It’s almost Halloween, that one special night of the year where kids dress up as everything from princesses to superheroes and go door-to-door for candy.

This year, though, one night might be two. Oct. 31 falls on a Sunday and in Utah, where many communities are predominately made up of members of The Church of Jesus Christ of Latter-day Saints, families will have to decide if trick-or-treating on Sunday is breaking the sabbath or if they should just trick-or-treat a day earlier.

In a recent survey, The Salt Lake Tribune asked readers what day they plan to trick-or-treat and why. It garnered over 100 responses and highlighted a variety of opinions.

For some, Halloween should only be celebrated on Oct. 31. Others expressed concern about Sunday being a school night. Still others said that they’re open to either night and families should do what’s best for them.

Here’s a closer look at what survey respondents said about when and how they’re celebrating Halloween:

One school of thought: Halloween is Oct. 31 only

Makayla Benjamin of West Valley wrote that she’s a navy brat and in all the other places she’s lived, she’s never before heard of moving Halloween just because it’s on a Sunday.

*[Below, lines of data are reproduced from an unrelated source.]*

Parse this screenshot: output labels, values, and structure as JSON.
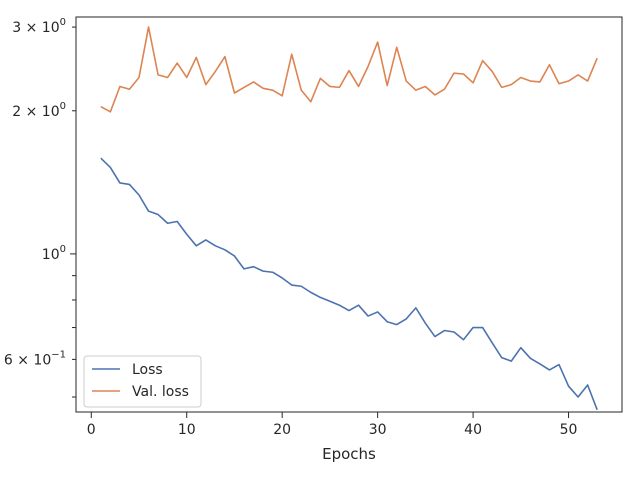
{
  "chart_data": {
    "type": "line",
    "title": "",
    "xlabel": "Epochs",
    "ylabel": "",
    "yscale": "log",
    "xlim": [
      -1.6,
      55.6
    ],
    "ylim": [
      0.465,
      3.15
    ],
    "grid": false,
    "legend_position": "lower-left",
    "x_ticks": [
      {
        "value": 0,
        "label": "0"
      },
      {
        "value": 10,
        "label": "10"
      },
      {
        "value": 20,
        "label": "20"
      },
      {
        "value": 30,
        "label": "30"
      },
      {
        "value": 40,
        "label": "40"
      },
      {
        "value": 50,
        "label": "50"
      }
    ],
    "y_major_ticks": [
      {
        "value": 1,
        "base": "10",
        "exp": "0"
      }
    ],
    "y_minor_ticks": [
      {
        "value": 0.5,
        "label": null
      },
      {
        "value": 0.6,
        "base": "6 × 10",
        "exp": "−1"
      },
      {
        "value": 0.7,
        "label": null
      },
      {
        "value": 0.8,
        "label": null
      },
      {
        "value": 0.9,
        "label": null
      },
      {
        "value": 2,
        "base": "2 × 10",
        "exp": "0"
      },
      {
        "value": 3,
        "base": "3 × 10",
        "exp": "0"
      }
    ],
    "series": [
      {
        "name": "Loss",
        "color": "#4c72b0",
        "x": [
          1,
          2,
          3,
          4,
          5,
          6,
          7,
          8,
          9,
          10,
          11,
          12,
          13,
          14,
          15,
          16,
          17,
          18,
          19,
          20,
          21,
          22,
          23,
          24,
          25,
          26,
          27,
          28,
          29,
          30,
          31,
          32,
          33,
          34,
          35,
          36,
          37,
          38,
          39,
          40,
          41,
          42,
          43,
          44,
          45,
          46,
          47,
          48,
          49,
          50,
          51,
          52,
          53
        ],
        "y": [
          1.59,
          1.52,
          1.41,
          1.4,
          1.33,
          1.23,
          1.21,
          1.16,
          1.17,
          1.1,
          1.04,
          1.07,
          1.04,
          1.02,
          0.99,
          0.93,
          0.94,
          0.92,
          0.915,
          0.89,
          0.86,
          0.855,
          0.83,
          0.81,
          0.795,
          0.78,
          0.76,
          0.78,
          0.74,
          0.755,
          0.72,
          0.71,
          0.73,
          0.77,
          0.715,
          0.67,
          0.69,
          0.685,
          0.66,
          0.7,
          0.7,
          0.65,
          0.605,
          0.595,
          0.635,
          0.603,
          0.587,
          0.57,
          0.585,
          0.527,
          0.5,
          0.53,
          0.47
        ]
      },
      {
        "name": "Val. loss",
        "color": "#dd8452",
        "x": [
          1,
          2,
          3,
          4,
          5,
          6,
          7,
          8,
          9,
          10,
          11,
          12,
          13,
          14,
          15,
          16,
          17,
          18,
          19,
          20,
          21,
          22,
          23,
          24,
          25,
          26,
          27,
          28,
          29,
          30,
          31,
          32,
          33,
          34,
          35,
          36,
          37,
          38,
          39,
          40,
          41,
          42,
          43,
          44,
          45,
          46,
          47,
          48,
          49,
          50,
          51,
          52,
          53
        ],
        "y": [
          2.04,
          1.99,
          2.25,
          2.22,
          2.35,
          3.0,
          2.38,
          2.35,
          2.52,
          2.35,
          2.59,
          2.27,
          2.42,
          2.6,
          2.18,
          2.24,
          2.3,
          2.23,
          2.21,
          2.15,
          2.63,
          2.21,
          2.09,
          2.34,
          2.25,
          2.24,
          2.43,
          2.25,
          2.48,
          2.79,
          2.26,
          2.72,
          2.31,
          2.21,
          2.25,
          2.16,
          2.22,
          2.4,
          2.39,
          2.29,
          2.55,
          2.42,
          2.24,
          2.27,
          2.35,
          2.31,
          2.3,
          2.5,
          2.28,
          2.31,
          2.38,
          2.31,
          2.58
        ]
      }
    ]
  }
}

She plans on giving out candy only on Oct. 31 for this reason.

“[This is] ridiculous,” she said. “It’s causing more confusion than there needs to be.”

Cottonwood Heights resident Trish Kapos added that she would prefer to keep the holiday on its designated date, but she’s “resigned to the fact that there’s no Halloween on Sunday in Utah.”

However, she plans on handing out candy on both nights “just in case someone doesn’t understand the local culture.”

Christine Green, a Draper resident, said she’d also prefer to take her kids trick-or-treating on Sunday, but she’s not going to argue with them if they want to be out with the other kids on Saturday night.

She plans on handing out candy on both nights because she doesn’t want any child to be disappointed.

“We went out [trick-or-treating] on a Sunday once and people were so rude to my tiny kids. It was so disrespectful,” Green wrote.

Another school of thought: Halloween can be celebrated on Oct. 30

Multiple survey respondents said they want to trick-or-treat on Saturday not for religious reasons, but simply because it’s not a school night.

East Millcreek resident Jason Work Anderson said his family chatted with neighbors to learn that most of their community is trick-or-treating on Saturday, at least partially because “trick-or-treating on a school night is a total bummer.”

He’ll give out candy on both nights, he said, because everyone deserves candy regardless of when they come.

Murray resident Shannon Markham added that her family would rather be out on a weekend than on a school night, but will give out candy both days so that the kids in her neighborhood can “have fun regardless of which night works best for their families.”

Though many survey respondents wrote about school night concerns, religion is undeniably a factor for many Utahns.

Jessica Trammell of St. George wrote that her family will trick-or-treat on Saturday, then spend Sunday “learn[ing] about the gospel.”

She added that they’ll give out candy mainly on Saturday but won’t turn away anyone who comes on Sunday, though she doubts they’ll get many trick-or-treaters on Oct. 31 because most of her neighborhood is made up of Latter-day Saints.

West Jordan resident Jared Price added that his family will give out candy on Saturday, then have a family party away from home on Sunday.

“Many in the community love Halloween, but don’t embrace doing so on Sunday. Let’s respect that,” he said.

A third school of thought: Do what’s best for you

Graham Castleton, a Lehi resident, said he expects most of his neighborhood will trick-or-treat on Saturday, but his kids will join in on Sunday if that’s when everyone is out.

“[I’m] not sure how many trick-or-treaters (if any) we’ll see on Sunday, but we’ll hand out candy as long as supplies hold out all weekend,” he wrote.

Kristin Nilsen of Kaysville wrote that she’ll hand out candy on both nights.

“It’s all about kids and having fun,” she said. “We’re not religious and [what day you celebrate Halloween] just shouldn’t matter.”